For solution 2 the three mutexes are:

-  Band Mutex (per GDALRasterBand)

   -  RBM Mutex (per GDALRasterBlockManager)
   -  Block RW Mutex (per GDALRasterBlock)

In order to prevent deadlocks the band mutex has priority. This means
that you can not get the Band Mutex if you have the RBM or Blow RW
Mutex, unless you already had the Band Mutex prior to this. You may not
obtain the Block mutex and the RBM mutex at the same time.

.. _band-mutex-1:

Band Mutex
''''''''''

The objective of the Band Mutex is to manage the control of the array of
blocks in the GDALRasterBand, and manages the locking of the
GDALRasterBlocks. This is a per GDALRasterBand Mutex.

.. _rbm-mutex-1:

RBM Mutex
'''''''''

The objective of the RBM Mutex is to manage control of the LRU cache.
This mutex is responsible for the control of the management of the
cache's linked list and total amount of data stored in the cache.

Block RW Mutex
''''''''''''''

The objective of the Block RW Mutex is to protect the data stored within
the GDALRasterBlocks associated with a dataset, and lock during
large Read or Write operations.

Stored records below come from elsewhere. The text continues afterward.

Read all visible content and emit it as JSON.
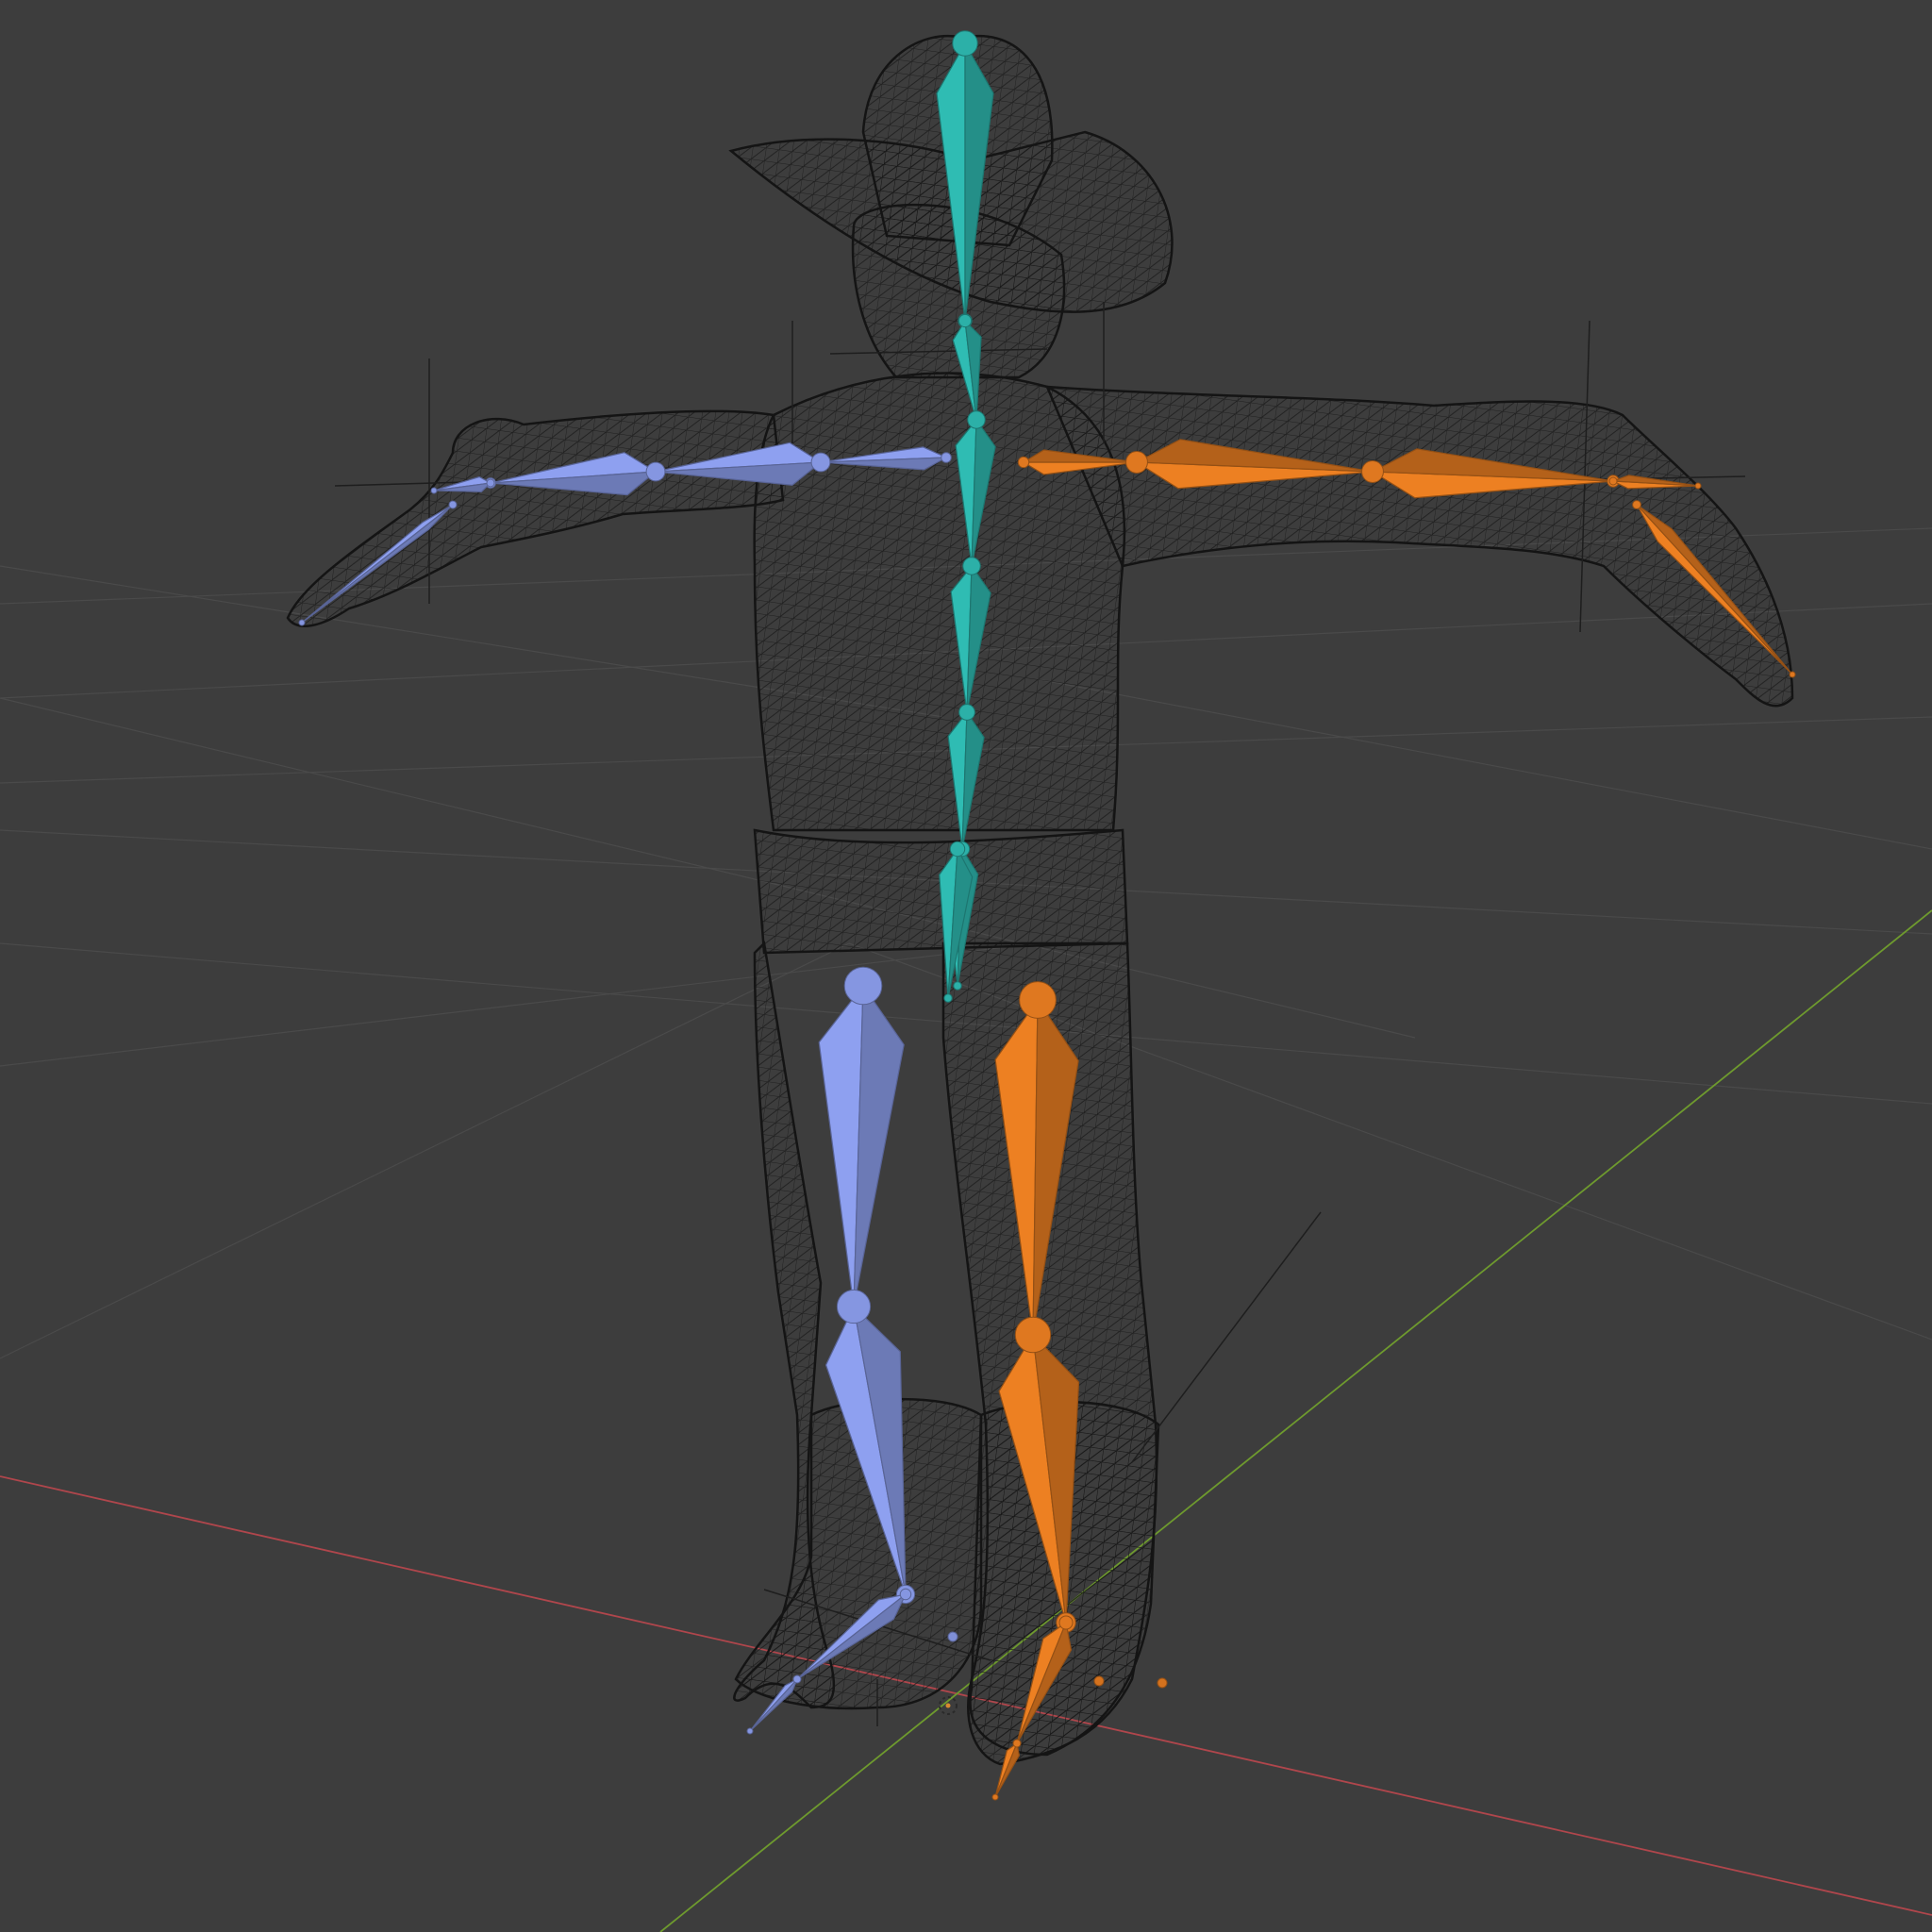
{
  "viewport": {
    "background": "#3d3d3d",
    "grid_color": "#4a4a4a",
    "x_axis_color": "#b0464c",
    "y_axis_color": "#6e9a2e",
    "wireframe_color": "#141414"
  },
  "armature": {
    "center_color": "#2aa8a0",
    "left_color": "#7f8fd6",
    "right_color": "#d4721e",
    "bones": [
      "head",
      "neck",
      "spine-upper",
      "spine-chest",
      "spine-mid",
      "spine-lower",
      "hips",
      "shoulder-left",
      "upper-arm-left",
      "forearm-left",
      "hand-left",
      "fingers-left",
      "shoulder-right",
      "upper-arm-right",
      "forearm-right",
      "hand-right",
      "fingers-right",
      "thigh-left",
      "shin-left",
      "foot-left",
      "toe-left",
      "thigh-right",
      "shin-right",
      "foot-right",
      "toe-right"
    ]
  },
  "mesh": {
    "name": "cowboy-character"
  },
  "icons": {
    "origin": "3d-cursor-icon"
  }
}
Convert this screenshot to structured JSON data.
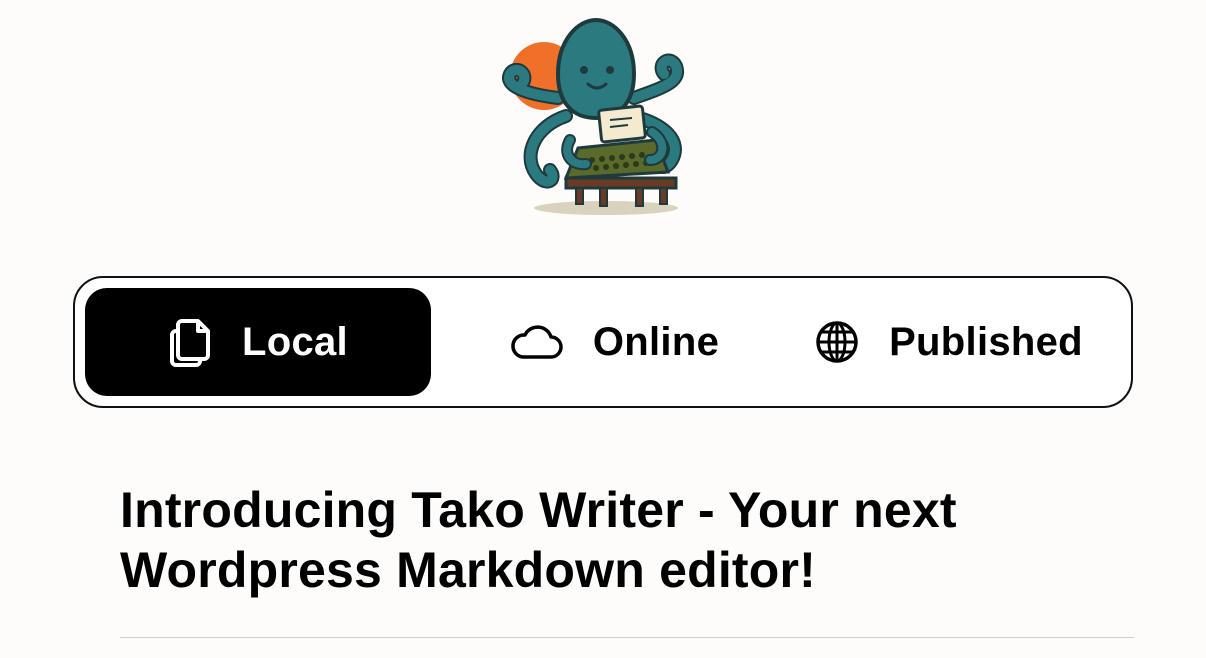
{
  "app": {
    "logo_icon": "octopus-typewriter-logo",
    "colors": {
      "background": "#fdfcfa",
      "active_tab": "#000000",
      "octopus": "#2a7a80",
      "sun": "#f07029",
      "typewriter": "#5a6a2a"
    }
  },
  "tabs": [
    {
      "label": "Local",
      "icon": "documents-icon",
      "active": true
    },
    {
      "label": "Online",
      "icon": "cloud-icon",
      "active": false
    },
    {
      "label": "Published",
      "icon": "globe-icon",
      "active": false
    }
  ],
  "post": {
    "title": "Introducing Tako Writer - Your next Wordpress Markdown editor!"
  }
}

This prevents two different threads from
using memcpy on the same GDALRasterBlock at the same time. It is created
on a per block basis.

.. _pros-1:

Pros
^^^^

This is probably the most complete solution to making an intensive and
fast threaded solution for the blocking. This is because the IReadWrite,
IWriteBlock, and IRasterIO now are able to possibly pass a mutex with
their calls, as a void pointer pointer. A change was made to the mutex
as well such that a void pointer pointer that is NULL passed to
CPLMutexHolderD, will not result in any pointer being created or any
locking to occur. This means much of the behavior of the existing code
can be maintained by simply passing a NULL value for the mutex. All of
these changes allow the drivers to maintain much more control over the
way that locking occurs when protecting the data inside a block.

.. _cons-1:

Cons
^^^^

Obviously, this is a much more complex solution and therefore is harder
to manage. It means that writing a driver is not as trivial as before
and care must be taken in how locking is done within the driver in order
to prevent deadlocks and maintain thread safety. The other issue that
might arise from this is a slight slow down in non-threaded code because
of the extra cycles spent locking data that will not be accessed in a
threaded manner. Additionally, it might have issues in windows if too
many mutexes are created (as there are quite a few more since it is a
per GDALRasterBlock mutex). (Note: Not sure how I will be able to test
this properly?)